O primeiro autor do estudo, o veterinário Chris M. Foggin, afirmou à rádio britânica BBC4: “Não ficaria surpreendido se voltássemos a ver esta situação [em países africanos]. Os elefantes ficam particularmente stressados durante estações muito quentes e secas”.
Desafios para analisar amostras
Os cientistas descrevem a análise de amostras de cadáveres como uma operação exigente. “A recolha de amostras pode ser bastante difícil, uma vez que as carcaças de animais podem estar em locais muito remotos. Quando as temperaturas são altas, as carcaças decompõem-se rapidamente e pode não ser possível recolher muitas amostras úteis”, conta Laura Rosen.
Também houve limitações técnicas. O laboratório de Victoria Falls, no Zimbabwe, tem capacidade para realizar análises de microscopia, patologia, biologia molecular e cultura microbiológica. No entanto, explica a epidemiologista, a instituição não está preparada para análises mais sofisticadas, como espectrometria de massa ou sequenciação do genoma completo.

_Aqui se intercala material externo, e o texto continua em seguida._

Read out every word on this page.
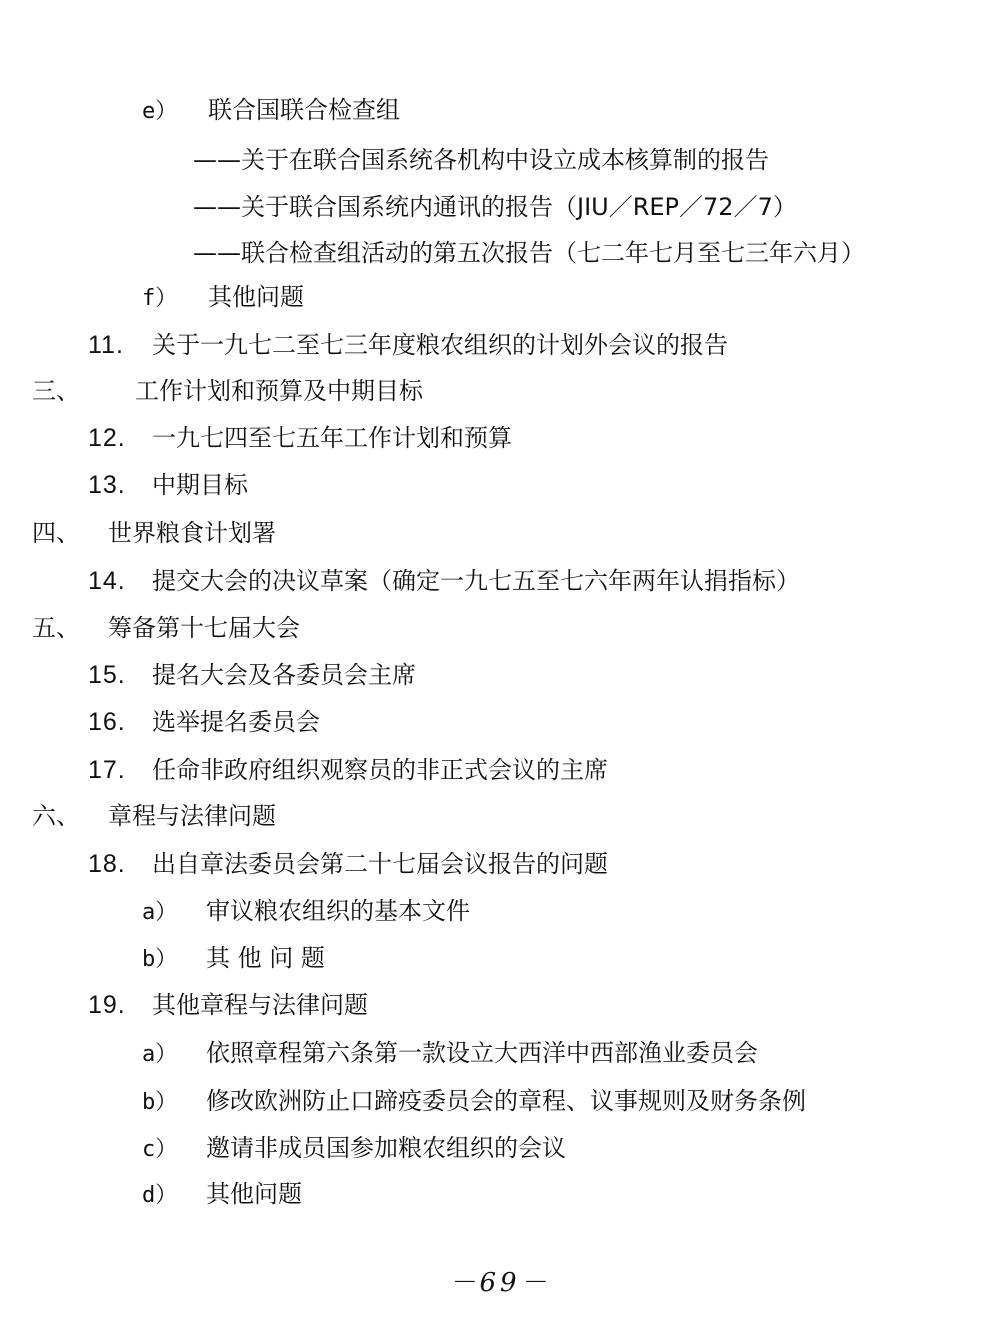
e） 联合国联合检查组
——关于在联合国系统各机构中设立成本核算制的报告
——关于联合国系统内通讯的报告（JIU／REP／72／7）
——联合检查组活动的第五次报告（七二年七月至七三年六月）
f） 其他问题
11. 关于一九七二至七三年度粮农组织的计划外会议的报告
三、 工作计划和预算及中期目标
12. 一九七四至七五年工作计划和预算
13. 中期目标
四、 世界粮食计划署
14. 提交大会的决议草案（确定一九七五至七六年两年认捐指标）
五、 筹备第十七届大会
15. 提名大会及各委员会主席
16. 选举提名委员会
17. 任命非政府组织观察员的非正式会议的主席
六、 章程与法律问题
18. 出自章法委员会第二十七届会议报告的问题
a） 审议粮农组织的基本文件
b） 其 他 问 题
19. 其他章程与法律问题
a） 依照章程第六条第一款设立大西洋中西部渔业委员会
b） 修改欧洲防止口蹄疫委员会的章程、议事规则及财务条例
c） 邀请非成员国参加粮农组织的会议
d） 其他问题
－69－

As análises mais avançadas foram cruciais para isolar e analisar geneticamente a nova bactéria. “Nós aqui fornecemos uma caracterização molecular completa”, diz Falko Steinbach. O co-autor afirma que a “singularidade” do estudo repousa precisamente “na detecção de uma bactéria pouco conhecida ou caracterizada”.

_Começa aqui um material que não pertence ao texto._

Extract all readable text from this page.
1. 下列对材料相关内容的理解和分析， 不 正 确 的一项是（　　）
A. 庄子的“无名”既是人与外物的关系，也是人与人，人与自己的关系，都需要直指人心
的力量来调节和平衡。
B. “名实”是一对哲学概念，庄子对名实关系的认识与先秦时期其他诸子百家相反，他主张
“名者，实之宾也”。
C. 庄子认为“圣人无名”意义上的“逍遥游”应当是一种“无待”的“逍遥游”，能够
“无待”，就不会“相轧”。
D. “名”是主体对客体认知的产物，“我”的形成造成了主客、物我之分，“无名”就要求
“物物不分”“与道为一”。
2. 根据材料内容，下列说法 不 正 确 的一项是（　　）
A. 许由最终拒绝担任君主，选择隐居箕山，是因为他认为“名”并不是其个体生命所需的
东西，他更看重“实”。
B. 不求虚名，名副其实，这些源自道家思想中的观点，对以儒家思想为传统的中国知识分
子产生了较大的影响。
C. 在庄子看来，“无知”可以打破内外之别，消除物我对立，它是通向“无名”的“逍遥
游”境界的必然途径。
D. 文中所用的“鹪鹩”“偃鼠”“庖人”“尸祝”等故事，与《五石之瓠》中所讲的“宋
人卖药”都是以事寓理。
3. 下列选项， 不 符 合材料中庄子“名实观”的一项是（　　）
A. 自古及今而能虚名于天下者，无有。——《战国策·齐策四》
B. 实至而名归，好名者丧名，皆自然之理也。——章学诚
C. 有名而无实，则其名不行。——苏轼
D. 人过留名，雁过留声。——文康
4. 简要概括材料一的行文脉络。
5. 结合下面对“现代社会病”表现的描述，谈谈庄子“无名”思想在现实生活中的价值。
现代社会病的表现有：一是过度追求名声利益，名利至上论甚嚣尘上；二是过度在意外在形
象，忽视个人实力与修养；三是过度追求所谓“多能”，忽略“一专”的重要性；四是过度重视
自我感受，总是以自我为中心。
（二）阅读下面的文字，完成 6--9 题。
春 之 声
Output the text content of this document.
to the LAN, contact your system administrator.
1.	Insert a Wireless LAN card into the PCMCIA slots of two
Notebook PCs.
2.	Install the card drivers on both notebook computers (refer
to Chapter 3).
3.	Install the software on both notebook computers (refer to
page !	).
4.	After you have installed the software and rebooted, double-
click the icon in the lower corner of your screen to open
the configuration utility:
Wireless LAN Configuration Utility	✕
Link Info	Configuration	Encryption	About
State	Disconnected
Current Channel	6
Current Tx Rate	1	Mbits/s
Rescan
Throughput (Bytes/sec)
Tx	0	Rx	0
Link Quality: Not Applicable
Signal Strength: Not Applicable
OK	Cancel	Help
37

A burocracia também pode ser um obstáculo. “O envio de amostras de vida selvagem para fora do país, para laboratórios com capacidade mais avançada, requer inúmeras licenças de diferentes agências governamentais, que por vezes podem levar meses a serem concedidas. Isto pode tornar muito difícil diagnosticar rapidamente doenças na vida selvagem da nossa região”, refere Laura Rosen.

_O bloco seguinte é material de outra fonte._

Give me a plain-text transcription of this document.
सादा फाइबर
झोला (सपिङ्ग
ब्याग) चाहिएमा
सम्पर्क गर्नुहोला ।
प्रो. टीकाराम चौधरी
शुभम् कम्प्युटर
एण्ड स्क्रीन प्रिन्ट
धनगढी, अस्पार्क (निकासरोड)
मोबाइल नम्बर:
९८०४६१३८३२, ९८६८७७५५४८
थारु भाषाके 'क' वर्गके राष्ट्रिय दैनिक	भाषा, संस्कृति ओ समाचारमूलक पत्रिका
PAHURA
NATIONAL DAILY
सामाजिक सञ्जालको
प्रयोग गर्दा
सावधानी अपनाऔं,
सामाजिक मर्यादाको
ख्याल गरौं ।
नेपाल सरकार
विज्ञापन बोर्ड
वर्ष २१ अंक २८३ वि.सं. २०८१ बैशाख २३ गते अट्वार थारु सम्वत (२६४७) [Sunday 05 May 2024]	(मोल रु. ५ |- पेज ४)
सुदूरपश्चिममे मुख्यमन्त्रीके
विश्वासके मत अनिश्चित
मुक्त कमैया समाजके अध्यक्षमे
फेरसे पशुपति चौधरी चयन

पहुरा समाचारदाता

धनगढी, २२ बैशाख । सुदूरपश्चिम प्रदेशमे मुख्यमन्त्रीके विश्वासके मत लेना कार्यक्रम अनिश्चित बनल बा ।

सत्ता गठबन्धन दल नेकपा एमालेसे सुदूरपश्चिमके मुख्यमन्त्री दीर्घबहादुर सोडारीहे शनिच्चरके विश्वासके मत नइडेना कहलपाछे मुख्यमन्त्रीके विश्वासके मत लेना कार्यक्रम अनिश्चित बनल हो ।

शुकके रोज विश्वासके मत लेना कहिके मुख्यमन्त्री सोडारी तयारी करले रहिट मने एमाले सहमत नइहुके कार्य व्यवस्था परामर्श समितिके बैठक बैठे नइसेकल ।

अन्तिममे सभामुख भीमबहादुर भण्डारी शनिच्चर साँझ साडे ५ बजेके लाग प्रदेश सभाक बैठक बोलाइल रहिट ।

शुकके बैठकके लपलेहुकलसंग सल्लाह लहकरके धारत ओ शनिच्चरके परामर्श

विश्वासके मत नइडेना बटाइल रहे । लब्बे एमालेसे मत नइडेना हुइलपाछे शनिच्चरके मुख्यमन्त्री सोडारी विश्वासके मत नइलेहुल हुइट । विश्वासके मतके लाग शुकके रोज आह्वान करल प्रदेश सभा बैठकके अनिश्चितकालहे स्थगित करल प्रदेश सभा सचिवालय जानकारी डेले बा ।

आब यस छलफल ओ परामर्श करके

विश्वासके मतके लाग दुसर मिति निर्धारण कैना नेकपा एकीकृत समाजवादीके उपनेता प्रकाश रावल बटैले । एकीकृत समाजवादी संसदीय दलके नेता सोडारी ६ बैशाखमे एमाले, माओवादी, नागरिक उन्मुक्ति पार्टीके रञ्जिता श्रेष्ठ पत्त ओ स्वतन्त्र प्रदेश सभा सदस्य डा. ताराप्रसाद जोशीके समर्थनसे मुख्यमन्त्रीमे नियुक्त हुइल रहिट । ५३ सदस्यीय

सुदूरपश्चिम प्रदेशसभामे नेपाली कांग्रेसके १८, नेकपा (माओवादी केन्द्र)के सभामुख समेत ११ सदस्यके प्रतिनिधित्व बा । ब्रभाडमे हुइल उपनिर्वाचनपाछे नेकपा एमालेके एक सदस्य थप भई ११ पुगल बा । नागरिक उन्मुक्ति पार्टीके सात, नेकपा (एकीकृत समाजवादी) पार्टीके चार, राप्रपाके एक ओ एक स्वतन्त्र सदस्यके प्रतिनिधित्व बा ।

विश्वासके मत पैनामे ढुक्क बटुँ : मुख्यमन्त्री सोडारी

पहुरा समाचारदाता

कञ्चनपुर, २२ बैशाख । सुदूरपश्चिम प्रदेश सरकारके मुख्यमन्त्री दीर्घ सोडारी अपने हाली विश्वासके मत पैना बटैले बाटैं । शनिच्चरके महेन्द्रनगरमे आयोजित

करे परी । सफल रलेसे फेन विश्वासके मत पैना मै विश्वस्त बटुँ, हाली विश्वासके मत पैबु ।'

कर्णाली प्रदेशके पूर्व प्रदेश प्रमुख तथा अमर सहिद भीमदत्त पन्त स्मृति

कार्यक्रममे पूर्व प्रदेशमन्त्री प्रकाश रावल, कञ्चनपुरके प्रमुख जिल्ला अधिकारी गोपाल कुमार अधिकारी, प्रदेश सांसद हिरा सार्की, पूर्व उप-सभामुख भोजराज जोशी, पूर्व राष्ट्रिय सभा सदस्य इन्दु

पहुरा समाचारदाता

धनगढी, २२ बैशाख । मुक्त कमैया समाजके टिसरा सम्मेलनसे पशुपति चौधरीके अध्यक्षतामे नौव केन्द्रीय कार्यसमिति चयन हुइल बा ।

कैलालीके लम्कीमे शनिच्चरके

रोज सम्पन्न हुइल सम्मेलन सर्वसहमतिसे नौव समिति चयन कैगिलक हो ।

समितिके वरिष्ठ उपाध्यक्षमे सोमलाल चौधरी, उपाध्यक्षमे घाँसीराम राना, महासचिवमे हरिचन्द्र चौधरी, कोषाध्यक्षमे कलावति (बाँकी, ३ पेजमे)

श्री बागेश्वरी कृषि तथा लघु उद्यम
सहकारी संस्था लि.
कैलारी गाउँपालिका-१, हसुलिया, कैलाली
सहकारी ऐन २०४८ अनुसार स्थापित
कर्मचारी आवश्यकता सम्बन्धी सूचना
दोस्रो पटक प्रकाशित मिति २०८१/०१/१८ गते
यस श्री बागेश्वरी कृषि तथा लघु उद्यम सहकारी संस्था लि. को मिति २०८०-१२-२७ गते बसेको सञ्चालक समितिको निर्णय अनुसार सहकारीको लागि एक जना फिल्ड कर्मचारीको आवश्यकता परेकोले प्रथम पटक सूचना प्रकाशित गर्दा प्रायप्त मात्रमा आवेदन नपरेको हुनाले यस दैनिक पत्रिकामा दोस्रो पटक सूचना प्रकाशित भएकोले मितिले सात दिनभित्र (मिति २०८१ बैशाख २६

Apesar do calor intenso, os cientistas usaram fatos protectores durante a recolha das amostras. Isto porque, inicialmente, a hipótese de contaminação por antraz foi aventada. Trata-se de uma doença infecciosa grave causada pela bactéria Bacillus anthracis. Os primeiros testes afastaram a hipótese de antraz, obrigando os cientistas a formular outras hipóteses e aprofundar a investigação. Foi necessário regressar às carcaças que haviam sido queimadas entretanto, para prevenir contaminações, e recolher mais amostras.
“As semelhanças entre os casos de antraz e os casos de 2020 significam que podemos ter deixado passar ao lado a causa de mortes no passado, isto se presumíssemos antraz e não realizássemos mais testes (ou não pudéssemos porque não tínhamos amostras recolhidas)”, observa Laura Rosen.
Os cientistas não estudaram amostras do Botswana, onde foi registado o maior número de mortes de elefantes em 2020. O episódio no país vizinho do Zimbabwe foi atribuído à presença de toxinas na água, mais precisamente substâncias produzidas por cianobactérias, segundo fontes governamentais. As conclusões deste novo estudo não invalidam essa hipótese, mas também não identificam quaisquer dados que a corroborem.